Ausgerechnet in London, einem der wichtigsten internationalen Umschlagplätze für die Kunst, aber sollte ihm das nicht gelingen. Einzige Ausnahme: eine kleine Galerieausstellung Ende 1991, die kaum Beachtung fand. Sie wurde nur deshalb von einer Boulevard-Zeitung bemerkt, weil die damalige Galerie-Direktorin, Lady Windsor, zur gleichen Zeit prominent heiratete. Der „Daily Mirror“ nahm das zum Anlass, Objekte aus Kippenbergers Ausstellung mit Preisschildern abzudrucken. Dem Bräutigam wurde als sarkastische headline in den Mund gelegt: „Have an art, Helen! Well, would you like one of these as a wedding present?“ Kippenberger, der Spaßvogel und große Wortspieler in der Kunst, nahm es mit Humor. Er integrierte eine Fotografie der Seite kurzerhand in seine nächste große Ausstellung, im Centre Pompidou in Paris.

Er selbst hat es nicht noch einmal versucht mit den Briten. Neun Jahre nach seinem Tod übernimmt dies nun die wichtigste Institution des Landes für zeitgenössische Kunst: die Londoner Tate Modern mit einer 200 Werke umfassenden Retrospektive. Sie ist exakt in jenen Räumen zu sehen, wo ein Jahr zuvor die große Beuys-Ausstellung stattfand, als dessen Nachfolger – zumindest in seiner Bedeutung für die deutsche Nachkriegskunst – Kippenberger nun gepriesen wird. Damit ist offiziell im englischen Kunstbetrieb angekommen, was international längst als common sense gilt. Einzig Mega- Sammler Charles Saatchi war schneller, als er im Vorjahr mit Kippenberger-Bildern „The Triumph of Painting“ deklarierte. Der Marktstratege trennt sich allerdings Ende dieser Woche bei den Londoner Auktionen wieder von zwei Werken.

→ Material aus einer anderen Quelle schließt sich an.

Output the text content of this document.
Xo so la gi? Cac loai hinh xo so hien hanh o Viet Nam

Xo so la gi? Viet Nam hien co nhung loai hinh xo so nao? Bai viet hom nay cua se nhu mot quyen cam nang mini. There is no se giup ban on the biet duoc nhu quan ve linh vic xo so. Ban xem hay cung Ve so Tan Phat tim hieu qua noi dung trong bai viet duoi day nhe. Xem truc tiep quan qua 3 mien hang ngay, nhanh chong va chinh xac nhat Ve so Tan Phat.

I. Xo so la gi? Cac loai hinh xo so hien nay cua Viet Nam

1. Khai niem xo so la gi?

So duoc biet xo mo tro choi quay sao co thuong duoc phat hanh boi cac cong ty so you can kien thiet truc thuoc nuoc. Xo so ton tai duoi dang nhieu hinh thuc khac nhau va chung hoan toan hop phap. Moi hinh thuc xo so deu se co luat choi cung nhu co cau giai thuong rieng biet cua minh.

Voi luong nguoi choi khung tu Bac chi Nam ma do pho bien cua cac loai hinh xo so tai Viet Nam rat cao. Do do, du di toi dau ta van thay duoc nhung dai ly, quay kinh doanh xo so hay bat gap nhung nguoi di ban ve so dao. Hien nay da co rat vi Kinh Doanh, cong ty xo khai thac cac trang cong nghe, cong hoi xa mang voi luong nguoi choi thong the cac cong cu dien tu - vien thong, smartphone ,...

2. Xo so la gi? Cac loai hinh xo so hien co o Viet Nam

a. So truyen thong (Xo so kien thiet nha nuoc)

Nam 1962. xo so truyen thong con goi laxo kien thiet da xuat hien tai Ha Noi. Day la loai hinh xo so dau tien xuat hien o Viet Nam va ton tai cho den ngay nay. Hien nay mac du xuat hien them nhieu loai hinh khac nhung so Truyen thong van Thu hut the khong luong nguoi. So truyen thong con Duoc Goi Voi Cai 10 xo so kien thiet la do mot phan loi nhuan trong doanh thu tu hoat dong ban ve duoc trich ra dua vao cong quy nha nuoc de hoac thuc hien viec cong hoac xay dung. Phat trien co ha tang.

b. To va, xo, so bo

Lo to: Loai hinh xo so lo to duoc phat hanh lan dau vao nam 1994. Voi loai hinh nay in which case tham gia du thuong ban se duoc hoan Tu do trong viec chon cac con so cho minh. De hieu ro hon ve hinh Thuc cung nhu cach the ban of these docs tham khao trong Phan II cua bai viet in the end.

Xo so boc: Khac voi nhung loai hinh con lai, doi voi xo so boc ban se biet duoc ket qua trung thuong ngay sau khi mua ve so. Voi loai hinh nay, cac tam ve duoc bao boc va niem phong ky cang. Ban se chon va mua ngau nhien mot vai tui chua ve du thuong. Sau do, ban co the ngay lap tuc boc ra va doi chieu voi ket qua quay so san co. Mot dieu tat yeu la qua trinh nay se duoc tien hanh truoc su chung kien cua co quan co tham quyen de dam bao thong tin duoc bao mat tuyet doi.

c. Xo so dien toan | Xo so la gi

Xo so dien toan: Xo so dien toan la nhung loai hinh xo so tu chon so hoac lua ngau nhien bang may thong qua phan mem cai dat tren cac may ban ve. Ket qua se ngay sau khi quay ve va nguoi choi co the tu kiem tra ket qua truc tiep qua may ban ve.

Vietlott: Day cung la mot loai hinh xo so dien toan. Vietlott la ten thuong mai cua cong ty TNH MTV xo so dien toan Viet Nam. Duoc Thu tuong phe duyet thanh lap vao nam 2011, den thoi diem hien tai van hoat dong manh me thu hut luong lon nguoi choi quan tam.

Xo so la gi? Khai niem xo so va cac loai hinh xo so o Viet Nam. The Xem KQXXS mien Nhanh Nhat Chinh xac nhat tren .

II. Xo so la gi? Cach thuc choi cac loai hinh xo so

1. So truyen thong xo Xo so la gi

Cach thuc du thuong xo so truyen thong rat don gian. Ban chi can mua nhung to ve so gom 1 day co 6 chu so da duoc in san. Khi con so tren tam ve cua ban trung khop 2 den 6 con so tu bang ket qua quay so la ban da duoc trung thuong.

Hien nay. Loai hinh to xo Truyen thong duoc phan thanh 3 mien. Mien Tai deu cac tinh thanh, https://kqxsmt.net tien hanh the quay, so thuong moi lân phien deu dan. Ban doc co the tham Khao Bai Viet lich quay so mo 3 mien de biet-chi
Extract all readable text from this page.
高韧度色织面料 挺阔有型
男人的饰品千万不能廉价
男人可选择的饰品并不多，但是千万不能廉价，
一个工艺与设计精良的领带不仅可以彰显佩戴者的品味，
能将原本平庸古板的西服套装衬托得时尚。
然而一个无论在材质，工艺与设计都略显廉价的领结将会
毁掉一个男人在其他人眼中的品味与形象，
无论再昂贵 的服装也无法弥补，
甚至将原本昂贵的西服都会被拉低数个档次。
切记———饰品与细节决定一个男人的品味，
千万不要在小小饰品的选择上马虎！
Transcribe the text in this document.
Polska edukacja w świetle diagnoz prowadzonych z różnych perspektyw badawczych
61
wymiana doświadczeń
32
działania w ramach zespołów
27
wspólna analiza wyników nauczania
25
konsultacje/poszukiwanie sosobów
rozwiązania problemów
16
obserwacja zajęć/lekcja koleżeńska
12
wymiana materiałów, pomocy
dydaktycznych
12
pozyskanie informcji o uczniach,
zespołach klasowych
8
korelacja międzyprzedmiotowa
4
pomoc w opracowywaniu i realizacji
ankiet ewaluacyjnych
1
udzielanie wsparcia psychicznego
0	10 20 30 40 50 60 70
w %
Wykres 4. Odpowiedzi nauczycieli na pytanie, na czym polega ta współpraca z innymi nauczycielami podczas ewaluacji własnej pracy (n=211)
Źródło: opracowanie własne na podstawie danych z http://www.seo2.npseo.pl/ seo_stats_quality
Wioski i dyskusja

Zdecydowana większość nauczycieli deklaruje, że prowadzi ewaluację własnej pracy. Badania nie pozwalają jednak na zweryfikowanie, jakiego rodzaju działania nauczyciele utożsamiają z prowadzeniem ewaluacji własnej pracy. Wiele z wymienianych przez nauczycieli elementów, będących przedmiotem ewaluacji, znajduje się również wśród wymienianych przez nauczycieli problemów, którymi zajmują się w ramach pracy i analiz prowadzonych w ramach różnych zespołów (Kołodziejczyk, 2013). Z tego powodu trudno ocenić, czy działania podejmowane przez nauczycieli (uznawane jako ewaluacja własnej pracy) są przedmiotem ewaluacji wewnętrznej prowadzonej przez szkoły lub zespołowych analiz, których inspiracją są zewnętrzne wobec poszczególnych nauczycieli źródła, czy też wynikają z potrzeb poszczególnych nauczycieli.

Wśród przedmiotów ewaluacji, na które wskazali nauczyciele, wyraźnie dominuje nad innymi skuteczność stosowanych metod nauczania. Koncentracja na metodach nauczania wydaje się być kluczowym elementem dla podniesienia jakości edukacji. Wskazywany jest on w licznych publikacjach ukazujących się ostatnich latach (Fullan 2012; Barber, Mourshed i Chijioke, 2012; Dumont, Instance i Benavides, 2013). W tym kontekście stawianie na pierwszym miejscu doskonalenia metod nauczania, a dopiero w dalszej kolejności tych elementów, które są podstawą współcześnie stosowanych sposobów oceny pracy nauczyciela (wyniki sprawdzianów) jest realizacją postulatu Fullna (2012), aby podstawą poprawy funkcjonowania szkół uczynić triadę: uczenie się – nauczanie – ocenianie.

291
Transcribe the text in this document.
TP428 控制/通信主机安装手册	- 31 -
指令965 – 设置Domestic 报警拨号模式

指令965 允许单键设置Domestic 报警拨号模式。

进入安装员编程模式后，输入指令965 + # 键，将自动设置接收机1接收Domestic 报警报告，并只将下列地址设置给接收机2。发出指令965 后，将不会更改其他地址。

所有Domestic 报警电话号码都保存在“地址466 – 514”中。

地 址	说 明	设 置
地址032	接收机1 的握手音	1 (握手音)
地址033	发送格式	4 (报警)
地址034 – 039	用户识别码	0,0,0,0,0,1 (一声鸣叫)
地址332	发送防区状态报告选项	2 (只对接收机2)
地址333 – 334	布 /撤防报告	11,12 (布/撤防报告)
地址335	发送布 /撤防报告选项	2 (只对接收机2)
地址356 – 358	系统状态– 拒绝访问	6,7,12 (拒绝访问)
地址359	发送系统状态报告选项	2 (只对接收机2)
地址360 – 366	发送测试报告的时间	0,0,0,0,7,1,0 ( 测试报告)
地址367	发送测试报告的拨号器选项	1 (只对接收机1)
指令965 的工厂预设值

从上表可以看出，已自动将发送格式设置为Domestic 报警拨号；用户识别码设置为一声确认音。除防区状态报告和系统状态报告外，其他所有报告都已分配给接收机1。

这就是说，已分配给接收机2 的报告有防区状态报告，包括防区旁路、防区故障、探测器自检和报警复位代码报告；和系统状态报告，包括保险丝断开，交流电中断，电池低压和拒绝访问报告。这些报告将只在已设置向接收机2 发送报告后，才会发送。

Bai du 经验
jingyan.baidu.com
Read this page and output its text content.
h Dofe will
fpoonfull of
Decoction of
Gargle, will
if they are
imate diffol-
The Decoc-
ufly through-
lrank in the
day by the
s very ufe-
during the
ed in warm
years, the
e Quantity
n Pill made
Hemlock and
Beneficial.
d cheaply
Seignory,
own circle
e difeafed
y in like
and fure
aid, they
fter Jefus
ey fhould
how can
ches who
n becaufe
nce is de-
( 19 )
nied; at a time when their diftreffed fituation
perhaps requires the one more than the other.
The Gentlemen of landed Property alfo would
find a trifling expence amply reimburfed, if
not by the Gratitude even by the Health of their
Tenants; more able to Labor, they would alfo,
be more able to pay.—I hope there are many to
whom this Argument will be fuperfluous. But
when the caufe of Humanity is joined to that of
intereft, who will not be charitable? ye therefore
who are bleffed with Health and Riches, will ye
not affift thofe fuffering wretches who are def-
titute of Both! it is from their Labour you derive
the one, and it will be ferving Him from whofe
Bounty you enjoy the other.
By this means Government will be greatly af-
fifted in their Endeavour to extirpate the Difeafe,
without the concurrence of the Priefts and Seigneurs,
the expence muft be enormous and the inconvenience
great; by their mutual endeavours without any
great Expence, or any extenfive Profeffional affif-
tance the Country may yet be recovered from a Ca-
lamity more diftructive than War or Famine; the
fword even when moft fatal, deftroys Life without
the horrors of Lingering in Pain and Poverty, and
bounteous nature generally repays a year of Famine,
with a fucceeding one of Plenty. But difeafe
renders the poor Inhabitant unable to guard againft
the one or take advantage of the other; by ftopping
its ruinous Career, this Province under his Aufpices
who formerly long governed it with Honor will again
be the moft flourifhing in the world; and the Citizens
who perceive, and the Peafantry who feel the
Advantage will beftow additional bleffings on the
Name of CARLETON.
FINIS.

Kaum ein Künstler dürfte kurz nach seinem viel zu frühen Tod so viele Ausstellungen bekommen, solche Preissteigerungen erfahren haben. Trotzdem versucht die Tate Modern nach dem Hype und den akribischen Untersuchungen einzelner Aspekte wie etwa den Selbstporträts einen eigenen Blick. Sie versteht sein mäanderndes Werk, das Malerei, Skulptur, Musik, Fotografie, Installation, Buchgestaltung und Ausstellungsorganisation umfasst, als einen einzigen konzeptuellen Ansatz. Diese Erkenntnis ist in der Kippenberger-Rezeption nicht neu, nur haben sich Kuratoren in der Vermittlung dieser These bislang noch nicht versucht. Keine leichte Kost also für das britische Publikum gleich in der ersten Nachholstunde: nicht Kippenberger nach Genres sortiert oder häppchenweise, sondern dieses geliebte enfant terrible, diesen quecksilbrigen Zampano der Kunst komplett.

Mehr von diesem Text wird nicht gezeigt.